Event series Lecture: The End of the Second World War in Ukraine
Press Release No. 56/2025
28 May 2025
Ruperto Carola Lecture Series continues with historian Tanja Penter speaking on the German war of annihilation on the eastern front
The end of the Second World War in Ukraine is the topic of a lecture by Prof. Dr Tanja Penter, who specializes in eastern European history at Heidelberg University. In it, she will focus on “dealing with crimes committed during German occupation, new purges and nationalist underground combat”. Her presentation is part of the Ruperto Carola Lecture Series “1945: Epochal Threshold and Experiential Space”, with which Heidelberg University wants to remember the end of the war in Europe 80 years ago, with its historical turning point on 8 May 1945. The event will take place on Monday 2 June 2025 in the Great Hall of the Old University, beginning at 6.15 pm.

During the German war of annihilation on the eastern front, Ukraine suffered from exploitation, terror, violence and destruction. After the end of the war, the Soviet judicial system began prosecuting the German crimes. At the same time, new Stalinist purges were setting in aimed at suppressing the growing nationalist resistance in western Ukraine. It is striking, says Prof.
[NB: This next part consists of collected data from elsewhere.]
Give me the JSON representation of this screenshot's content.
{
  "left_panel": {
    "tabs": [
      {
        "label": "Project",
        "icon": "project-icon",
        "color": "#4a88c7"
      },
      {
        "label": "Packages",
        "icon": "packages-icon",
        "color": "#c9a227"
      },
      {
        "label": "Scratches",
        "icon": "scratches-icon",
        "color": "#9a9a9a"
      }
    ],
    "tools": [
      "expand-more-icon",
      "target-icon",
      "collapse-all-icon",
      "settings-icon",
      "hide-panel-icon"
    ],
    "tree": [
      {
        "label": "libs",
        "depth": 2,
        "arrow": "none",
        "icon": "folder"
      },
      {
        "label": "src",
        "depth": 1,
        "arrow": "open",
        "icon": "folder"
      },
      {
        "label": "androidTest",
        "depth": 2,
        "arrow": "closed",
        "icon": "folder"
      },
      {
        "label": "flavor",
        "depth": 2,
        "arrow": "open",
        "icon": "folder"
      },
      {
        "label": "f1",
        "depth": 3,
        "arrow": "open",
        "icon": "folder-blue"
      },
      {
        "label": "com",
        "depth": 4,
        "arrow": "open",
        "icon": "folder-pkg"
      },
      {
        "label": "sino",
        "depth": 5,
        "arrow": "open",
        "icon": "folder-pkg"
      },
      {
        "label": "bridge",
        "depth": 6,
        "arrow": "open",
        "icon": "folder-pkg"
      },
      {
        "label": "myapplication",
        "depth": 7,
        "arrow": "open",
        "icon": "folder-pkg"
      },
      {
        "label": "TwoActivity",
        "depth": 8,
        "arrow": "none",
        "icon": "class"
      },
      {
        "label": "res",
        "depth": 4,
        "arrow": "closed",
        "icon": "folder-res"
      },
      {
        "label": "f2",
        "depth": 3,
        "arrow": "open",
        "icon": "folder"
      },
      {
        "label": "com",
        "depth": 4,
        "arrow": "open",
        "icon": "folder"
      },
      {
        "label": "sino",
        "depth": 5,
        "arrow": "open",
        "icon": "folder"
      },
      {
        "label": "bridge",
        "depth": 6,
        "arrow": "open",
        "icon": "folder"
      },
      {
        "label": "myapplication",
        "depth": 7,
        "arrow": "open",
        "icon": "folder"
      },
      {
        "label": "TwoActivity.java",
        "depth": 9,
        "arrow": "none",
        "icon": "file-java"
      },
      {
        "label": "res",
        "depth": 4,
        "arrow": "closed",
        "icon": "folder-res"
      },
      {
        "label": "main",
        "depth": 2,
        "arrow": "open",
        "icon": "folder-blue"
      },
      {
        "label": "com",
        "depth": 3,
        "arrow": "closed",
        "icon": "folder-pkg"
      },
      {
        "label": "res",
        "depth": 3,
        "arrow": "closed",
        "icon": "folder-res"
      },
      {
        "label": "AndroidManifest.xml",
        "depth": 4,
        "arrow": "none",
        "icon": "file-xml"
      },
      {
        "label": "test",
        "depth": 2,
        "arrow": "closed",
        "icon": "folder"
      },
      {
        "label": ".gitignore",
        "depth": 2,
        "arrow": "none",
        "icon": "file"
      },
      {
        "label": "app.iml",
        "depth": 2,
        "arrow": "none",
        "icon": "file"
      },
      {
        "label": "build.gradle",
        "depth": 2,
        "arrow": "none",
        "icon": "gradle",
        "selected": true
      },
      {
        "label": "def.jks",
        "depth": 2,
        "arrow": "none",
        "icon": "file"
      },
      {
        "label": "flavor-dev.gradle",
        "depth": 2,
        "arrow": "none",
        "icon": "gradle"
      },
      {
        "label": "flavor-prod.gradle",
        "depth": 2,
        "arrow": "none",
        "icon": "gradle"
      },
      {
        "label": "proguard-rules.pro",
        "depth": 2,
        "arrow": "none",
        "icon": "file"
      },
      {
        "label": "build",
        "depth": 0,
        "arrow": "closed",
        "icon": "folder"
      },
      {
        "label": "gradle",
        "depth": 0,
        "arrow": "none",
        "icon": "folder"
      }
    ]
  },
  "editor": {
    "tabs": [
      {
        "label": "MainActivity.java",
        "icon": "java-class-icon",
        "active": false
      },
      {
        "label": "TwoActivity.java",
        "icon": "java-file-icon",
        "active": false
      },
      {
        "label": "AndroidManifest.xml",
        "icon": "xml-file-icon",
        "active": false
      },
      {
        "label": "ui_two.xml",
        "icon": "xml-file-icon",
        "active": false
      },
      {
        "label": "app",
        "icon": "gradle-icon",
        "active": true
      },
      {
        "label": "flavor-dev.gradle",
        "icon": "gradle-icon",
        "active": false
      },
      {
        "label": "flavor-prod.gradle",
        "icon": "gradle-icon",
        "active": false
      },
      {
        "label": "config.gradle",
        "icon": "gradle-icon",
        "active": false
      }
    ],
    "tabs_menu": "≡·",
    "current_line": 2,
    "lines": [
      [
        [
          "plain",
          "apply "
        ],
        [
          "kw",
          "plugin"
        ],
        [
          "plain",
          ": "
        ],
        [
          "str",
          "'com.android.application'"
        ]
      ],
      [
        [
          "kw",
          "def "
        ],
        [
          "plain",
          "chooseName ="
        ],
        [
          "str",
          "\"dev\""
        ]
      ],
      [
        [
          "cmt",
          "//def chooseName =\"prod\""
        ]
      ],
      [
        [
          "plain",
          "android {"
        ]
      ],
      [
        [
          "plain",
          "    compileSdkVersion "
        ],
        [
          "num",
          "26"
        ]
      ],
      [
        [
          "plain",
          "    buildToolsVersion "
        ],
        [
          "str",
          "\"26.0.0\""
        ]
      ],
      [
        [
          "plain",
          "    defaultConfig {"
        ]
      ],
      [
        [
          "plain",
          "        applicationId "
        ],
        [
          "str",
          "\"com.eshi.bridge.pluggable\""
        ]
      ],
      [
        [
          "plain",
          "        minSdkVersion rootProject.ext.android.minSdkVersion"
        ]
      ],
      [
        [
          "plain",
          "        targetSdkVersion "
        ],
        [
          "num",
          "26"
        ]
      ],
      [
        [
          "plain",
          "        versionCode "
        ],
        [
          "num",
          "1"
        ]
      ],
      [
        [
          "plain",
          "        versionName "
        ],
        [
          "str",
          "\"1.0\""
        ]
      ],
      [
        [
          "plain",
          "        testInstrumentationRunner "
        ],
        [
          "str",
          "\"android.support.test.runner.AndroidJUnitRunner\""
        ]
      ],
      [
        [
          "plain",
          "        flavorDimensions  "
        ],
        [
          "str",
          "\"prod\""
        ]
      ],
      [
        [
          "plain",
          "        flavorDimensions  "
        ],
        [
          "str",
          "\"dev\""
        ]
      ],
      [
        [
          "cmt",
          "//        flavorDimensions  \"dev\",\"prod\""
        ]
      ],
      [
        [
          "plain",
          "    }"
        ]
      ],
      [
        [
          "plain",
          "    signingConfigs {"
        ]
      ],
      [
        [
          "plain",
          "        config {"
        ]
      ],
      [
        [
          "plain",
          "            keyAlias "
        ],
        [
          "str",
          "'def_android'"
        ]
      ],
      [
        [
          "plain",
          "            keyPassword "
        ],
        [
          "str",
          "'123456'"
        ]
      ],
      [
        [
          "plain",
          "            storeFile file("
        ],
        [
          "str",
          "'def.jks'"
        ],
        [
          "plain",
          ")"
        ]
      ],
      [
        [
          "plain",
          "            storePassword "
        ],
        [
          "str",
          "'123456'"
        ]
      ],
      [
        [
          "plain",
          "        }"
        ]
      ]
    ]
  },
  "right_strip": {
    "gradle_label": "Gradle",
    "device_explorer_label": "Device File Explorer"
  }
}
Penter, how the shadows of past atrocities overlay one another in present-day Ukraine. Tanja Penter is Professor of Eastern European History at Heidelberg University’s Department of History. Her research fields include Ukrainian and Russian history of the 20th and 21st centuries, in particular the crimes committed during the German occupation of the Soviet Union and the way the Soviet system of criminal justice dealt with them. She also focuses on the “memory wars” in eastern Europe.
The Ruperto Carola Lecture Series is part of an approach to focal themes. With it, Heidelberg University seeks to take socially relevant research questions to a broad public twice a year in differing formats. Under the heading “1945: Epochal Threshold and Experiential Space” the present series on the focal theme BACK & FORTH opens up two complementary perspectives – “a retrospective interpretation, which situates the Second World War in the fractures and continuities of 20th century history, and a reconstruction of direct human experience and suffering,” explains historian Prof. Dr Manfred Berg, who designed the current lecture series.
The lecture “The End of the War in Ukraine: Dealing with Crimes Committed During German Occupation, New Purges and Nationalist Underground Combat” will be followed by four more events in the Ruperto Carola Lectures Series, which will take place on Mondays in the Great Hall of the Old University; they begin at 6.15 pm. Recordings will subsequently be accessible on heiONLINE, the central portal of Heidelberg University with lectures, panels and events in digital formats.